Artinya pula, beriman kepada para rasul seluruhnya dan beriman kepada Nabi kita
secara terperinci serta mengimani bahwasanya beliau adalah penutup para nabi
dan rasul dan tidak ada nabi sesudahnya ; maka barangsiapa yang keimanannya
kepada para rasul tidak demikian berarti dia telah kafir. Termasuk pula beriman
kepada para rasul adalah tidak melalaikan dan tidak berlebih-lebihan terhadap
hak mereka dan harus berbeda dengan kaum Yahudi dan Nashara yang
berlebih-lebihan terhadap para rasul mereka sehingga mereka menjadikan dan
memperlakukan para rasul itu seperti memperlakukan terhadap Tuhanya (Allah) sebagaimana
yang difirmankan Allah.
“Artinya : Dan
orang-orang Yahudi berkata : ‘Uzair itu anak Allah ; dan orang-orang Nasharani
berkata :’Isa Al-Masih itu anak Allah…”.( At-Taubah : 30)
Sedang orang-orang sufi dan para ahli filsafat telah bertindak
sebaliknya. Mereka telah meerendahkan dan menghinakan hak para rasul dan lebih
mengutamakan para pemimpin mereka, sedang kaum penyembah berhala dan atheis
telah kafir kepada seluruh rasul tersebut. Orang-orang Yahudi telah -kafir
terhadap Nabi Isa dan Muhammad ‘alaihima shalatu wa sallam ; sedangkan
orang-orang Nashara telah kafir kepada Nabi Muhammad Shallallahu ‘alaihi wa
sallam.
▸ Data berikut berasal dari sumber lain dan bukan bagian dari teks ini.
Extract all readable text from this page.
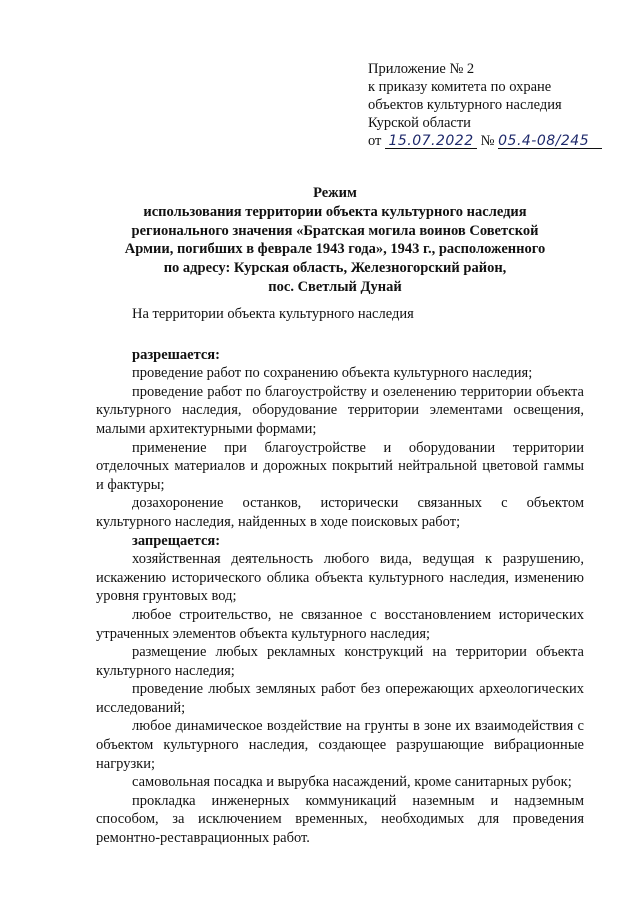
Приложение № 2
к приказу комитета по охране
объектов культурного наследия
Курской области
от 15.07.2022 № 05.4-08/245
Режим
использования территории объекта культурного наследия
регионального значения «Братская могила воинов Советской
Армии, погибших в феврале 1943 года», 1943 г., расположенного
по адресу: Курская область, Железногорский район,
пос. Светлый Дунай

На территории объекта культурного наследия

разрешается:

проведение работ по сохранению объекта культурного наследия;

проведение работ по благоустройству и озеленению территории объекта культурного наследия, оборудование территории элементами освещения, малыми архитектурными формами;

применение при благоустройстве и оборудовании территории отделочных материалов и дорожных покрытий нейтральной цветовой гаммы и фактуры;

дозахоронение останков, исторически связанных с объектом культурного наследия, найденных в ходе поисковых работ;

запрещается:

хозяйственная деятельность любого вида, ведущая к разрушению, искажению исторического облика объекта культурного наследия, изменению уровня грунтовых вод;

любое строительство, не связанное с восстановлением исторических утраченных элементов объекта культурного наследия;

размещение любых рекламных конструкций на территории объекта культурного наследия;

проведение любых земляных работ без опережающих археологических исследований;

любое динамическое воздействие на грунты в зоне их взаимодействия с объектом культурного наследия, создающее разрушающие вибрационные нагрузки;

самовольная посадка и вырубка насаждений, кроме санитарных рубок;

прокладка инженерных коммуникаций наземным и надземным способом, за исключением временных, необходимых для проведения ремонтно-реставрационных работ.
Dan orang-orang yang mengimani sebagian- mengingkari sebagian (dari
para rasul Allah), maka dia telah mengingkari dengan seluruh rasul, Allah telah
berfirman.
“Artinya :
Sesungguhnya orang-orang yang kafur kepada Allah dan Rasul-rasul-Nya dan
bermaksud memperbedakan antara (keimana kepada) Allah dan Rasul-Nya, dengan
mengatakan : Kami beriman kepada yang sebagian dan kami kafir kepada sebagian
(yang lain), serta bermaksud (dengan perkataan itu) mengambil jalan diantara
yang demikian (iman dan kafir) merekalah orang-orang yang kafir
sebenar-benarnya, kami telah menyediakan untuk mereka siksa yang
menghinakan”. (An-Nisaa :
150-151).
Dan Allah juga berfirman.
“Artinya : Kami
tidak mebeda-bedakan satu diantara Rasul-rasul-Nya ….”.(Al-Baqarah : 285)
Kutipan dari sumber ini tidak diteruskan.